Beth is not a prude -- "I grew up in the era of hot pants," she says -- but she didn't know what to make of this situation. The young woman accusing her son of a forcible sexual attack was one of his best friends at CSU. On the night in question, she'd gone to bed with him -- in fact, it had been her idea. And it wasn't the first time that the two students had shared a bed: They'd slept together a half-dozen times before. On this particular night, the girl had undressed, crawled into bed with Mike -- and an hour later accused her son of rape.

Beth has always believed that consequences need to follow actions, and she has tried to teach that to her children. A few years ago, when Mike was working at a store in a Westminster mall, some of his football buddies stopped by. Knowing that a friendly face was watching, several of them winked at Mike as they walked out wearing new shoes -- shoes they hadn't paid for. Mike didn't report the theft, but a security camera picked up the crime. When Beth found out about it, she made sure that Mike worked three jobs to cover the debt. Eventually, he repaid the store $1,500.

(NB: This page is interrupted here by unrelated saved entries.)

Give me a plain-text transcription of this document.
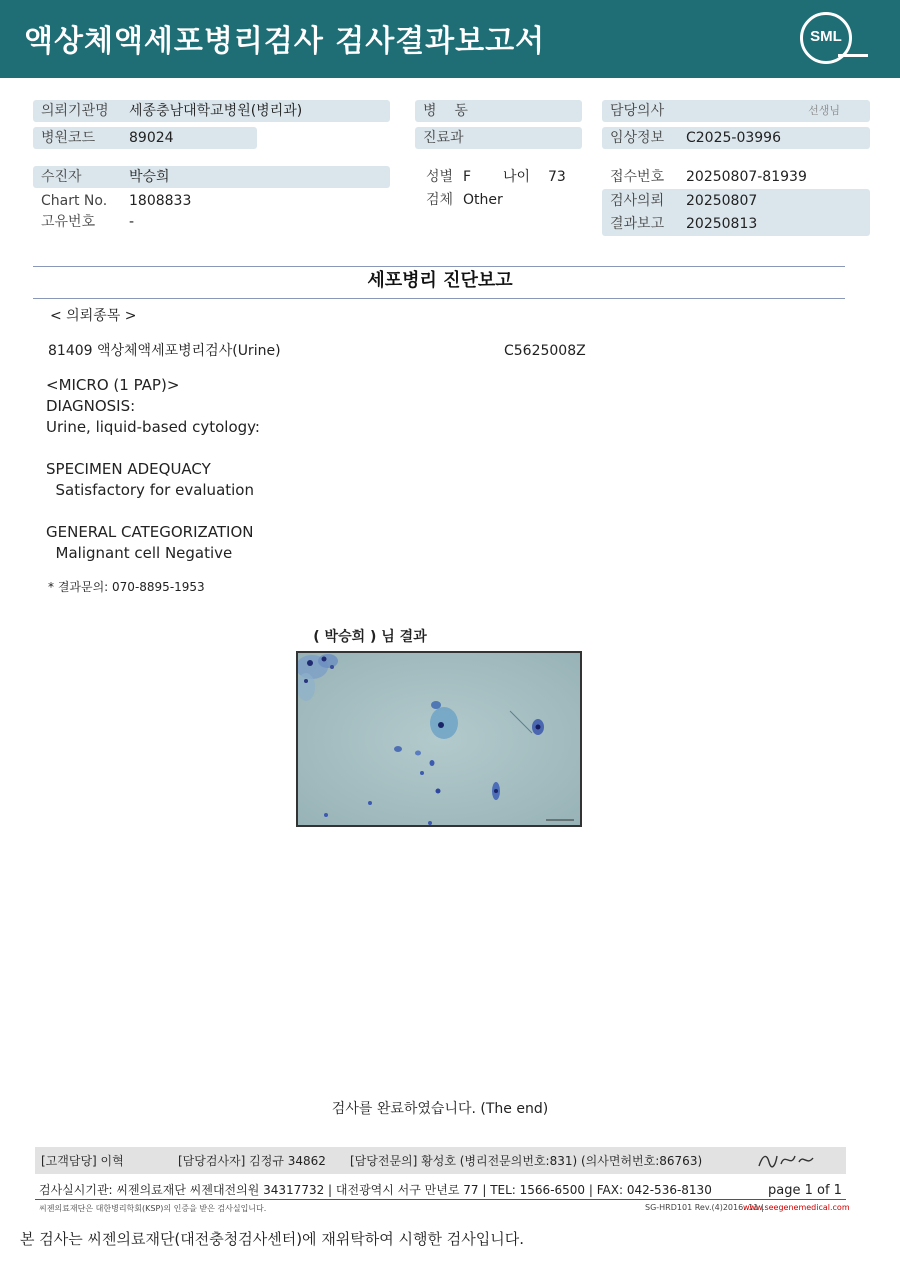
액상체액세포병리검사 검사결과보고서	SML
의뢰기관명 세종충남대학교병원(병리과)
병원코드 89024
수진자	박승희
Chart No. 1808833
고유번호 -
병    동
진료과
성별 F 나이 73
검체 Other
담당의사	선생님
임상정보 C2025-03996
접수번호 20250807-81939
검사의뢰 20250807
결과보고 20250813
세포병리 진단보고
< 의뢰종목 >
81409 액상체액세포병리검사(Urine)	C5625008Z
<MICRO (1 PAP)>
DIAGNOSIS:
Urine, liquid-based cytology:
SPECIMEN ADEQUACY
Satisfactory for evaluation
GENERAL CATEGORIZATION
Malignant cell Negative
* 결과문의: 070-8895-1953
( 박승희 ) 님 결과
검사를 완료하였습니다. (The end)
[고객담당] 이혁	[담당검사자] 김정규 34862 [담당전문의] 황성호 (병리전문의번호:831) (의사면허번호:86763)
검사실시기관: 씨젠의료재단 씨젠대전의원 34317732 | 대전광역시 서구 만년로 77 | TEL: 1566-6500 | FAX: 042-536-8130	page 1 of 1
씨젠의료재단은 대한병리학회(KSP)의 인증을 받은 검사실입니다.	SG-HRD101 Rev.(4)2016. 11 |
www.seegenemedical.com
본 검사는 씨젠의료재단(대전충청검사센터)에 재위탁하여 시행한 검사입니다.
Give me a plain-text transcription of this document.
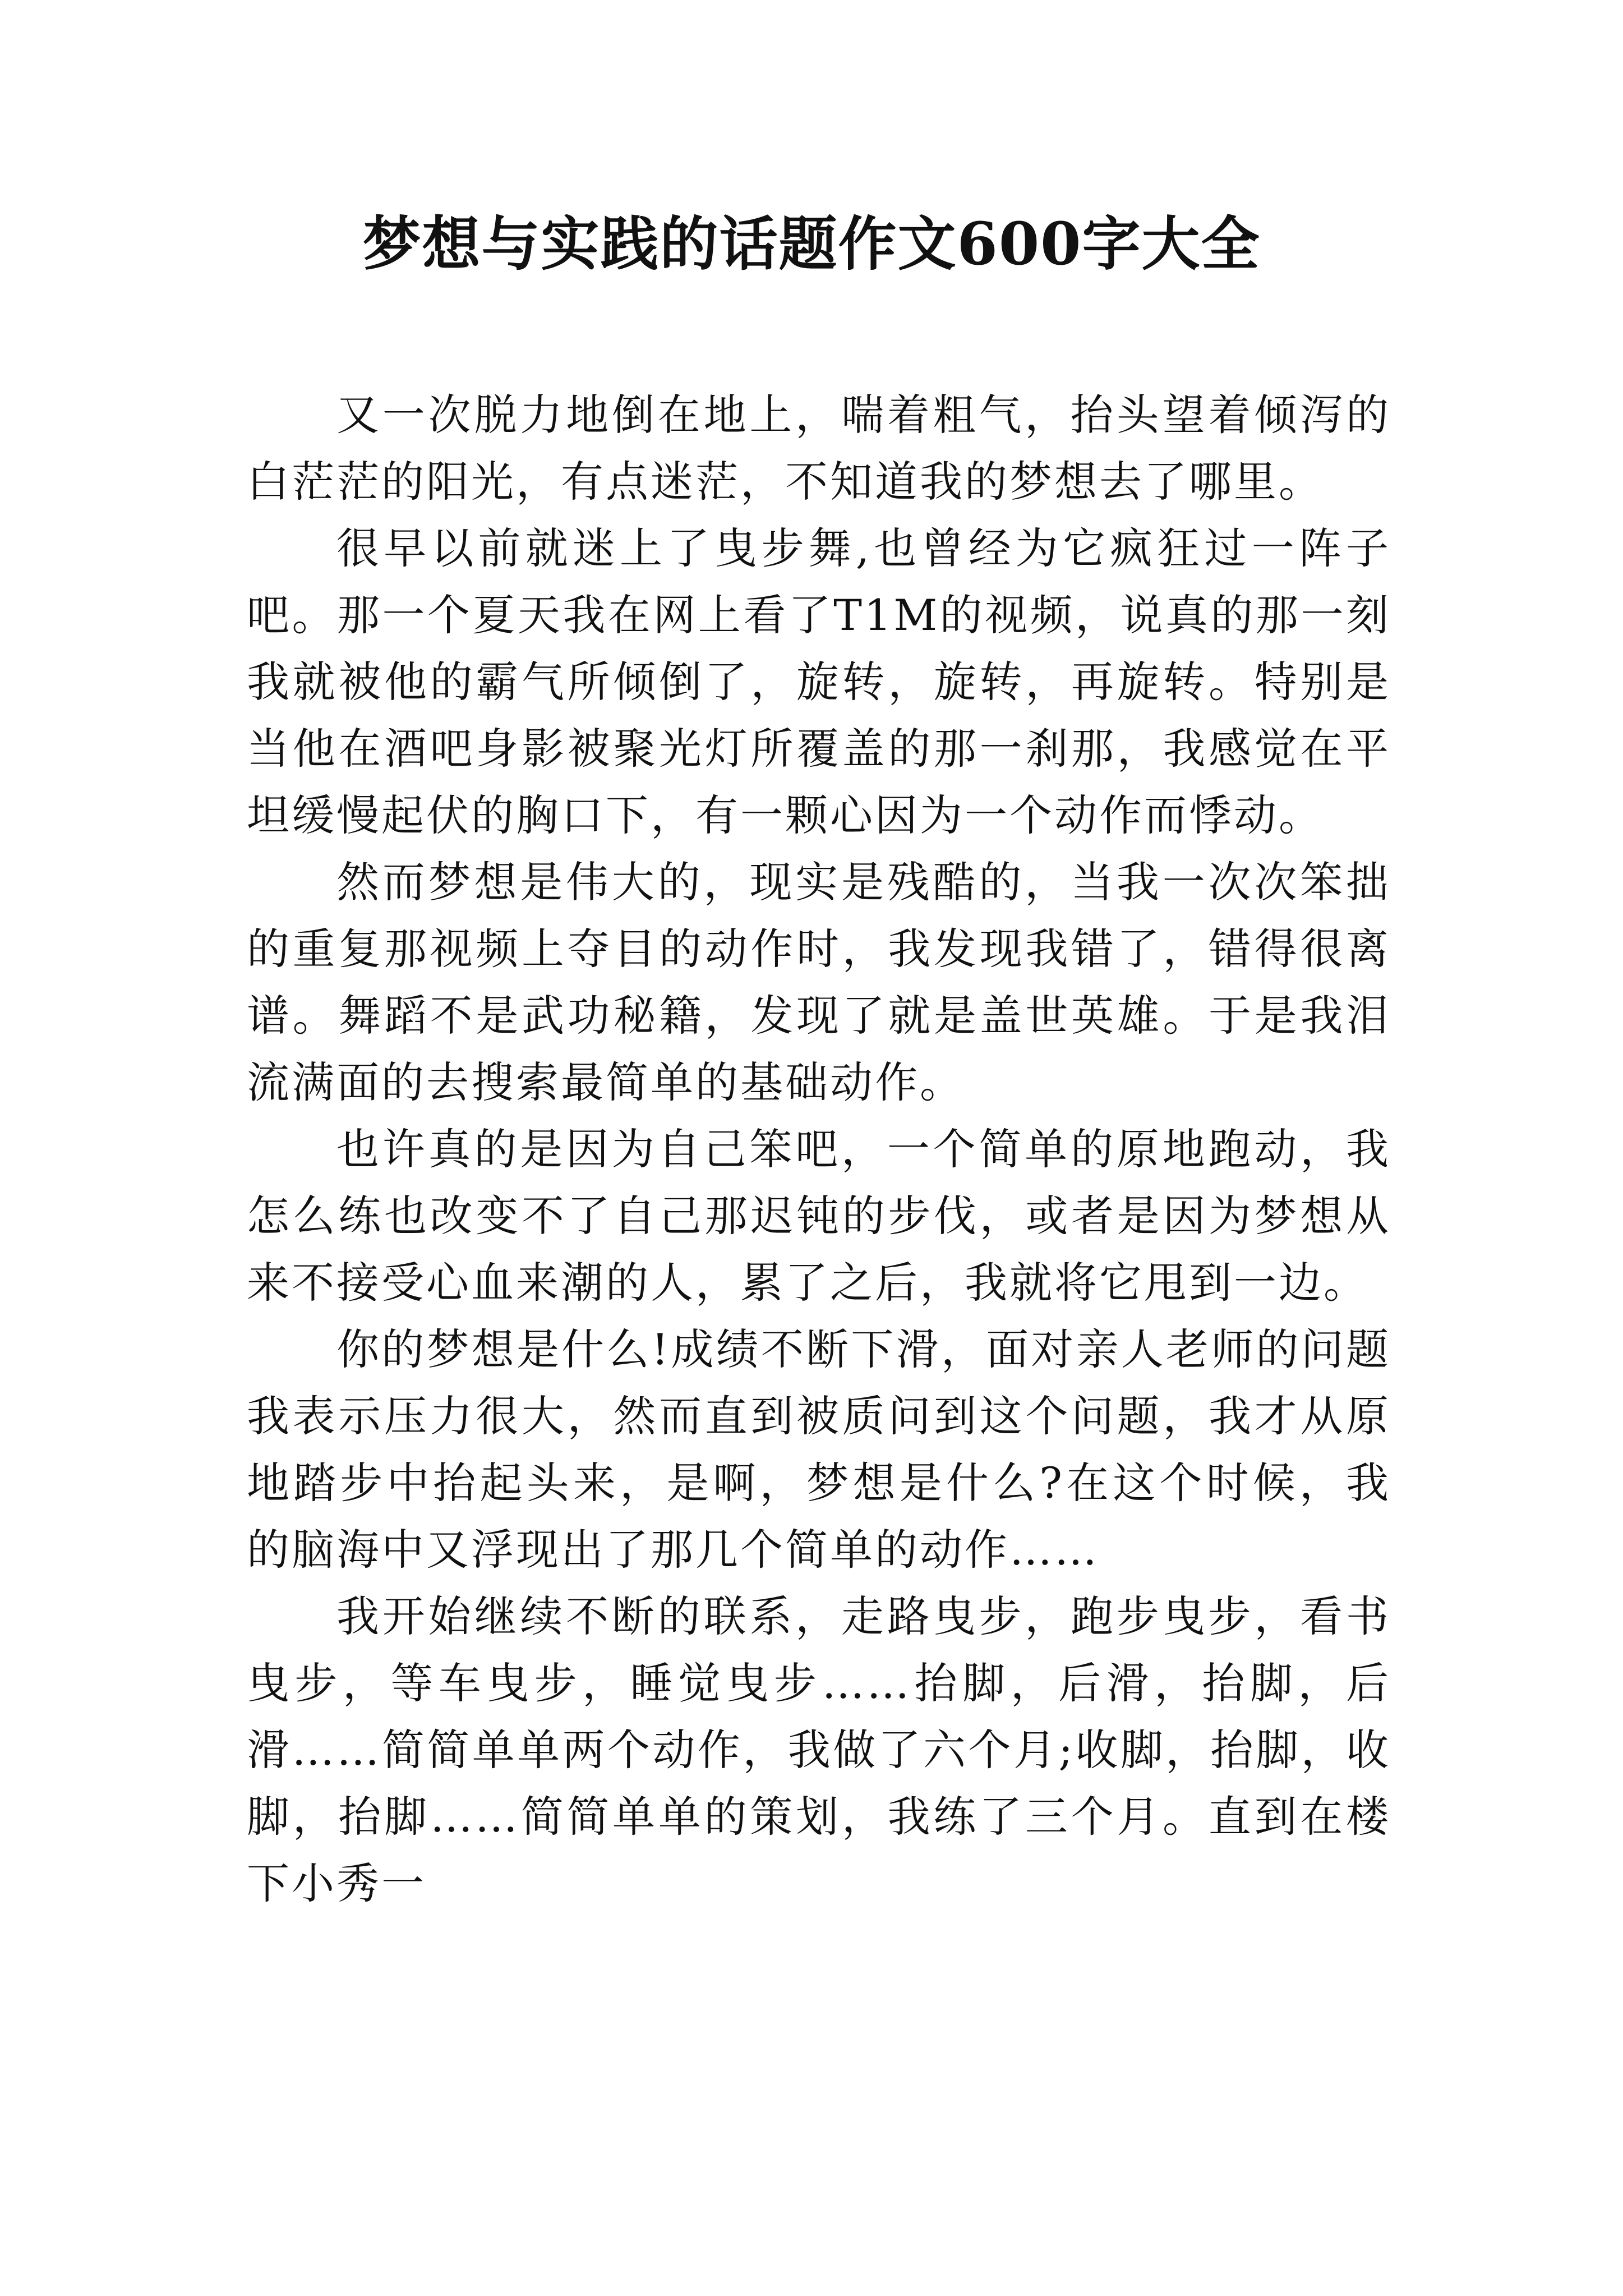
梦想与实践的话题作文600字大全

又一次脱力地倒在地上，喘着粗气，抬头望着倾泻的白茫茫的阳光，有点迷茫，不知道我的梦想去了哪里。

很早以前就迷上了曳步舞,也曾经为它疯狂过一阵子吧。那一个夏天我在网上看了T1M的视频，说真的那一刻我就被他的霸气所倾倒了，旋转，旋转，再旋转。特别是当他在酒吧身影被聚光灯所覆盖的那一刹那，我感觉在平坦缓慢起伏的胸口下，有一颗心因为一个动作而悸动。

然而梦想是伟大的，现实是残酷的，当我一次次笨拙的重复那视频上夺目的动作时，我发现我错了，错得很离谱。舞蹈不是武功秘籍，发现了就是盖世英雄。于是我泪流满面的去搜索最简单的基础动作。

也许真的是因为自己笨吧，一个简单的原地跑动，我怎么练也改变不了自己那迟钝的步伐，或者是因为梦想从来不接受心血来潮的人，累了之后，我就将它甩到一边。

你的梦想是什么!成绩不断下滑，面对亲人老师的问题我表示压力很大，然而直到被质问到这个问题，我才从原地踏步中抬起头来，是啊，梦想是什么?在这个时候，我的脑海中又浮现出了那几个简单的动作……

我开始继续不断的联系，走路曳步，跑步曳步，看书曳步，等车曳步，睡觉曳步……抬脚，后滑，抬脚，后滑……简简单单两个动作，我做了六个月;收脚，抬脚，收脚，抬脚……简简单单的策划，我练了三个月。直到在楼下小秀一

Now Beth wondered if she really knew her son. She found her unconditional love for him running up against her belief in right and wrong. "If he did do it," she remembers thinking, "I didn't want to say, 'I believe you' and then stand by him blindly and get suckered in. For me, it was critical that I get the truth so I could respond in the right way. He kept asking, 'Do you believe me?' And I wouldn't say yes or no."

Mike is big, about 6' 1", a very solid 180 pounds. His body has lost some of the thickness it had when he captained Pomona High School's varsity football team as a linebacker last year; he has since attained a different kind of fitness.

After his last football season ended, a friend dared Mike to show up for cheerleading practice, and he liked it. He also was good at it. And because so few men participated in cheerleading, Mike found himself in demand when it came time to apply to colleges. So in August, he joined CSU's cheerleading squad, one of nine young men on a team made up mostly of women.

For Mike, one of the oddest aspects of the whole mess in which he's found himself is that it involves a woman. "I grew up with women," he says. "That's who I know and who I most hold in regard: my mom, my sister and my grandma."

The only man in his life walked out when Mike was just a few weeks old. Although Mike never knew his father when he was growing up and was a teenager before he finally met him, his father has nevertheless exerted a powerful influence on him, defining him like an invisible current. "I always wanted to be better than him," Mike says. "I am who I am because of my dad -- not so much of what he did do, but because of what he didn't do. I was going to be better."